The company describes the equipment as “a novel design for recovering ore which is found in massive sulphide deposits in rugged terrain. It draws on technology developed in recent projects for trenching systems.”
The two seafloor mining systems will suck up 1.5 million tonnes of ore annually.
Trebilcock believes the operation will cause far less environmental damage than a similar-sized onshore mine.
“There’s no disturbance to the site around the mine. We’ll have no waste rock. Everything we take up will be smelted,” he said.
“We have carried out an environmental impact study, which will be published this year. We will have to show that we don’t have any long-term impact on any species or ecosystems. We have spoken to NGOs [non-governmental organizations] and the Papua New Guinea government about this,” he said.

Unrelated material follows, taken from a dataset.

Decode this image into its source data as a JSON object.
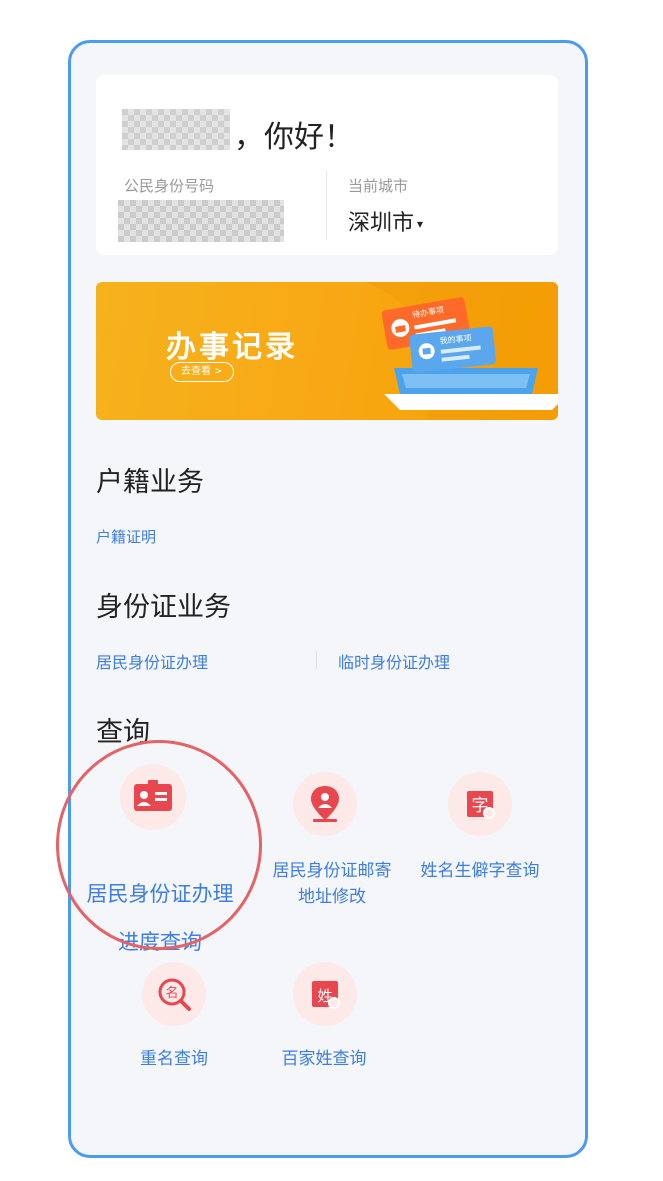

“Oil and gas [companies] disturb a far larger area when they open up a new field. The dredging industry takes millions of tonnes off the ocean floor. We have significant [environmental] advantages over land-based companies,” he said.

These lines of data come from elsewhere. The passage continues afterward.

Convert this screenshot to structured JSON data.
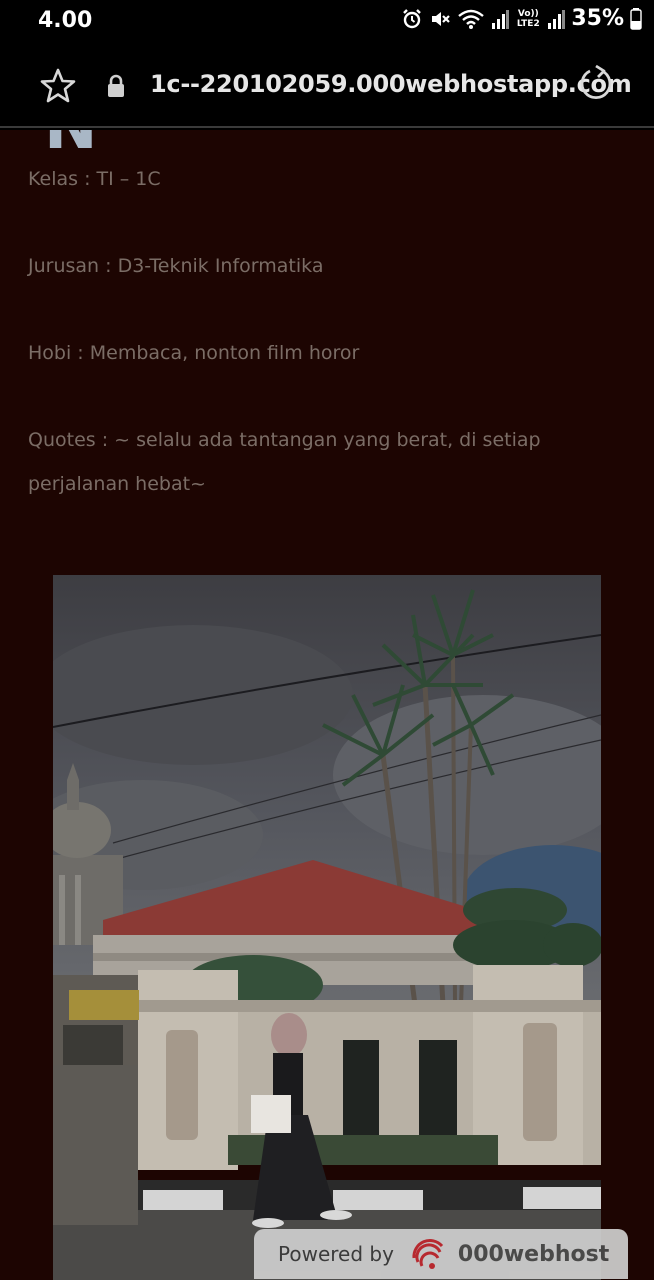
{
  "status_bar": {
    "time": "4.00",
    "battery": "35%",
    "network_label": "Vo)) LTE2",
    "icons": [
      "alarm-icon",
      "mute-icon",
      "wifi-icon",
      "signal-icon",
      "volte-icon",
      "signal-icon",
      "battery-icon"
    ]
  },
  "browser": {
    "url": "1c--220102059.000webhostapp.com",
    "icons": [
      "star-icon",
      "lock-icon",
      "reload-icon"
    ]
  },
  "profile": {
    "heading_fragment": "N",
    "kelas": "Kelas : TI – 1C",
    "jurusan": "Jurusan : D3-Teknik Informatika",
    "hobi": "Hobi : Membaca, nonton film horor",
    "quotes": "Quotes : ~ selalu ada tantangan yang berat, di setiap perjalanan hebat~"
  },
  "footer_badge": {
    "label": "Powered by",
    "brand": "000webhost"
  },
  "colors": {
    "page_background": "#1d0502",
    "text": "#7b6d66",
    "status_background": "#000000"
  }
}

However, some environmental groups are concerned that underwater mining will lead to despoilation of vast tracts of the seabed before they can be explored.
“These sites have limited physical integrity and great biodiversity,” Simon Cripps, director of WWF’s global marine program, recently told Chemistry World magazine.
“We would like to see a thorough, independent impact assessment before any mining work begins,” he said.
Catherine Coumans, a coordinator at Mining Watch Canada, has been to Papua New Guinea to examine the impact of mining.
“I have studied mines ... where the tailings [wastes] are flushed out to sea or simply dumped in rivers,” she said. “[Papua New Guinea] has, tragically, some of the worst forms of mining and disposal. Now it is going to have experimental undersea mining.”
“There are concerns about disturbance of the sea bottom. Very little is known about it. This is a new frontier that has yet to be explored with a fragile, marine ecosystem. There’s no significant independent work that has been done on the impact of mining. I would challenge the company to provide an independent scientific study,” she said.
Nautilus will not be the first underwater mining operation in the world.
De Beers has been stripping diamonds from the seabed off Namibia for several years, but at far shallower depths — generally around 150m.